Compare the reduced-order approximations to the original model.

` bodeplot(gasf35unst,gasf_arr,'r--')`

The 15th order approximation is a good frequency-domain match to the original model. However, the 10th-order approximation shows changes in high-frequency dynamics, which might be too large to be acceptable. The 15th-order approximation is likely a better choice.

Focusing the energy-contribution calculation on a particular frequency region sometimes yields a good approximation to the dynamics of interest at a lower order than a reduction that takes all frequencies into account. For this example, reduce a high-order model with a focus on the dynamics in a particular interval.

This example demonstrates frequency-limited balanced truncation at the command line, using options for the `balred`

command. You can also perform frequency-limited balanced truncation in the **Model Reducer** app, on the **Balanced Truncation** tab, using the **Select frequency range** check box, as shown.

Load a model and examine its frequency response.

load(fullfile(matlabroot,'examples','control','build.mat'),'G') bodeplot(G)

`G`

is a 48th-order model with several large peak regions around 5.2 rad/s, 13.5 rad/s, and 24.5 rad/s, and smaller peaks scattered across many frequencies. Examine the Hankel singular-value plot to see the energy contributions of the model's 48 states.

hsvd(G)

The singular-value plot suggests that you can discard at least 20 states without significant impact on the overall system response. Suppose that for your application you are only interested in the dynamics near the second large peak, between 10 rad/s and 22 rad/s. Try a few reduced-model orders based on the Hankel singular value plot. Compare their frequency responses to the original model, especially in the region of that peak.

G18 = balred(G,18); G10 = balred(G,10); bodeplot(G,G18,G10,logspace(0.5,1.5,100)); legend('Original','Order 18','Order 10');

The 18th-order model is a good match to the dynamics in the region of interest.

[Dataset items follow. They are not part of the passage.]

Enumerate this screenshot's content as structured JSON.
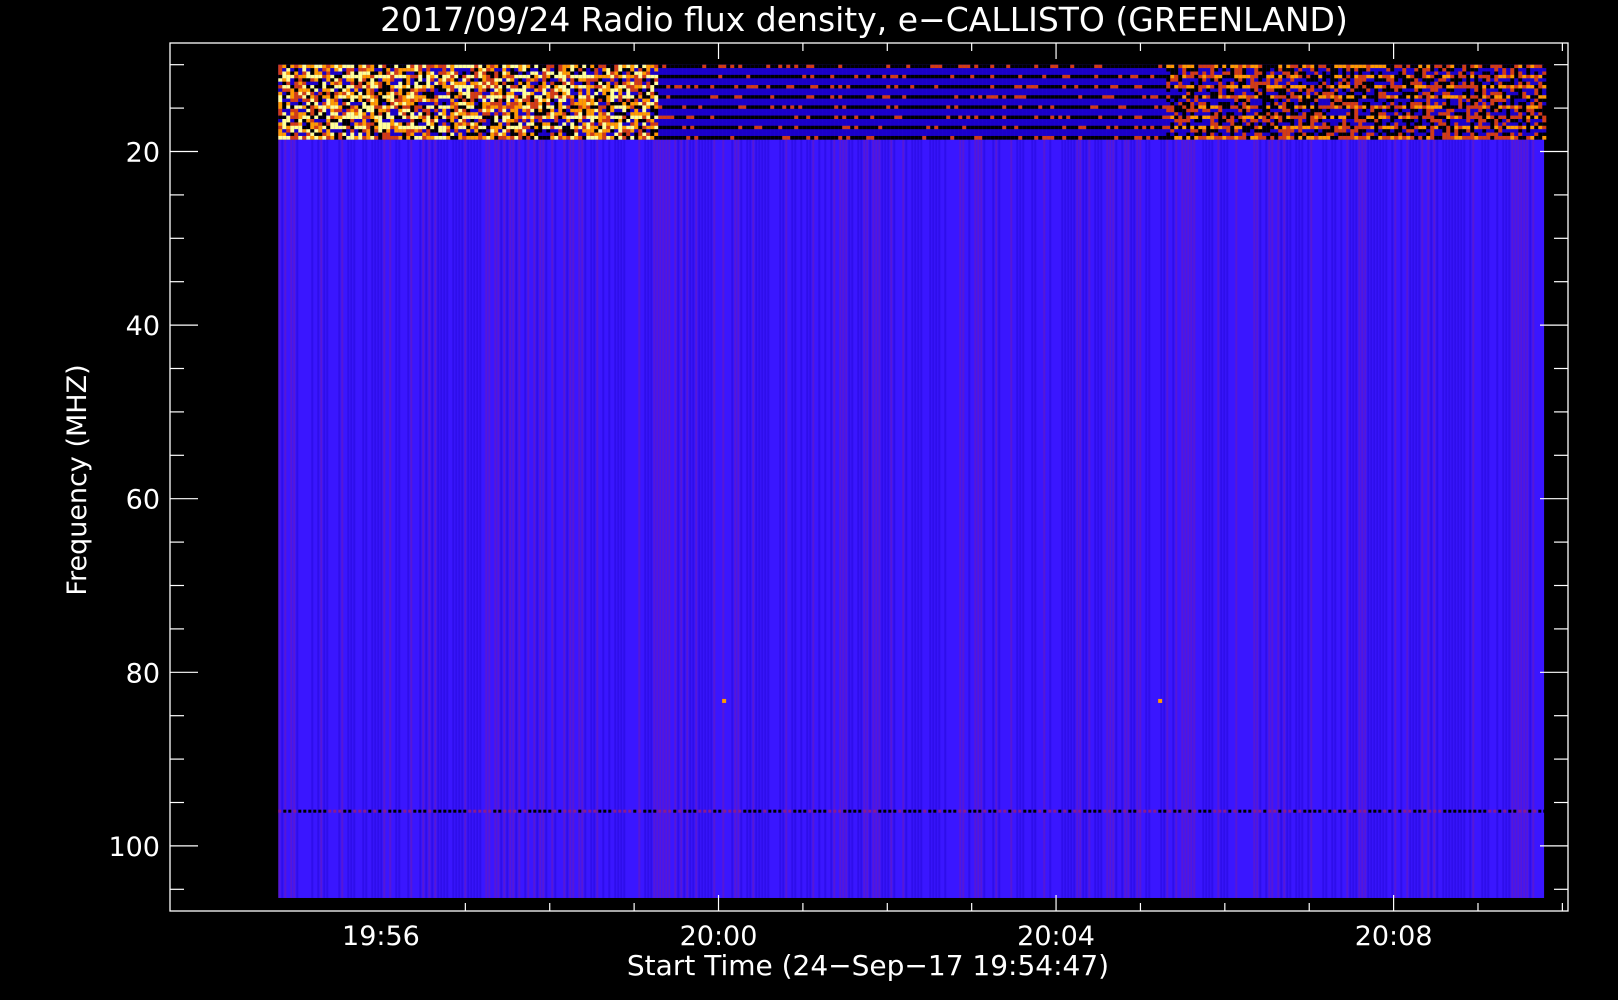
{
  "chart_data": {
    "type": "heatmap",
    "title": "2017/09/24  Radio flux density, e−CALLISTO (GREENLAND)",
    "xlabel": "Start Time (24−Sep−17 19:54:47)",
    "ylabel": "Frequency (MHZ)",
    "x_tick_labels": [
      "19:56",
      "20:00",
      "20:04",
      "20:08"
    ],
    "x_tick_minutes": [
      -3,
      -2,
      -1,
      0,
      1,
      2,
      3,
      4,
      5,
      6,
      7,
      8,
      9,
      10,
      11,
      12,
      13,
      14,
      15,
      16
    ],
    "y_tick_labels": [
      "20",
      "40",
      "60",
      "80",
      "100"
    ],
    "y_tick_values": [
      20,
      40,
      60,
      80,
      100
    ],
    "y_minor_ticks": [
      10,
      15,
      25,
      30,
      35,
      45,
      50,
      55,
      65,
      70,
      75,
      85,
      90,
      95,
      105
    ],
    "xlim": [
      "19:53:30",
      "20:10:04"
    ],
    "ylim": [
      107.5,
      7.5
    ],
    "data_extent": {
      "t_start": "19:54:47",
      "t_end": "20:09:47",
      "f_min": 10,
      "f_max": 106
    },
    "colormap": [
      "#000000",
      "#1a00c8",
      "#3a16ff",
      "#8a1c8c",
      "#d23c14",
      "#ff9a00",
      "#ffff96"
    ],
    "background_level": "#3a16ff",
    "features": [
      {
        "type": "band",
        "f_from": 10,
        "f_to": 18.6,
        "t_from": "19:54:47",
        "t_to": "20:09:47",
        "intensity": "high"
      },
      {
        "type": "dark_line",
        "f": 96.0
      },
      {
        "type": "spot",
        "t": "20:00:04",
        "f": 83.3
      },
      {
        "type": "spot",
        "t": "20:05:14",
        "f": 83.3
      }
    ]
  }
}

In the 10th order model, however, there is some degradation of the match.

Focus the model reduction on the region of interest to obtain a good match with a lower-order approximation. First, examine the state energy contributions in that frequency region only. Use `hsvdOptions`

to specify the frequency interval for `hsvd`

.

```
hopt = hsvdOptions('FreqIntervals',[10,22]);
hsvd(G,hopt)
```

Comparing this plot to the previous Hankel singular-value plot shows that in this frequency region, many fewer states contribute significantly to the dynamics than contribute to the overall dynamics.

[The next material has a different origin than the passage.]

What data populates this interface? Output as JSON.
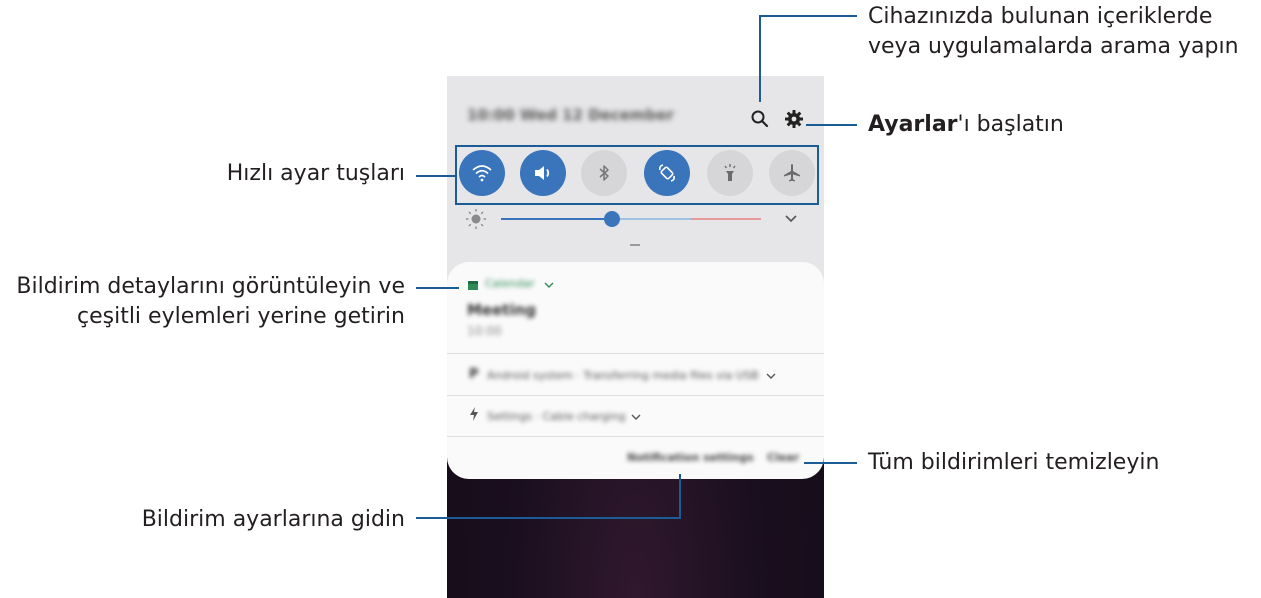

Try the same reduced-model orders again, this time choosing states to eliminate based only on their contribution to the frequency interval. Use `balredOptions`

to specify the frequency interval for `balred`

.

bopt = balredOptions('StateElimMethod','Truncate','FreqIntervals',[10,22]); GLim18 = balred(G,18,bopt); GLim10 = balred(G,10,bopt); bodeplot(G,GLim18,GLim10,logspace(0.5,1.5,100)); legend('Original','Order 18','Order 10');

With the frequency-limited energy computation, a 10th-order approximation is as good in the region of interest as the 18th-order approximation computed without frequency limits.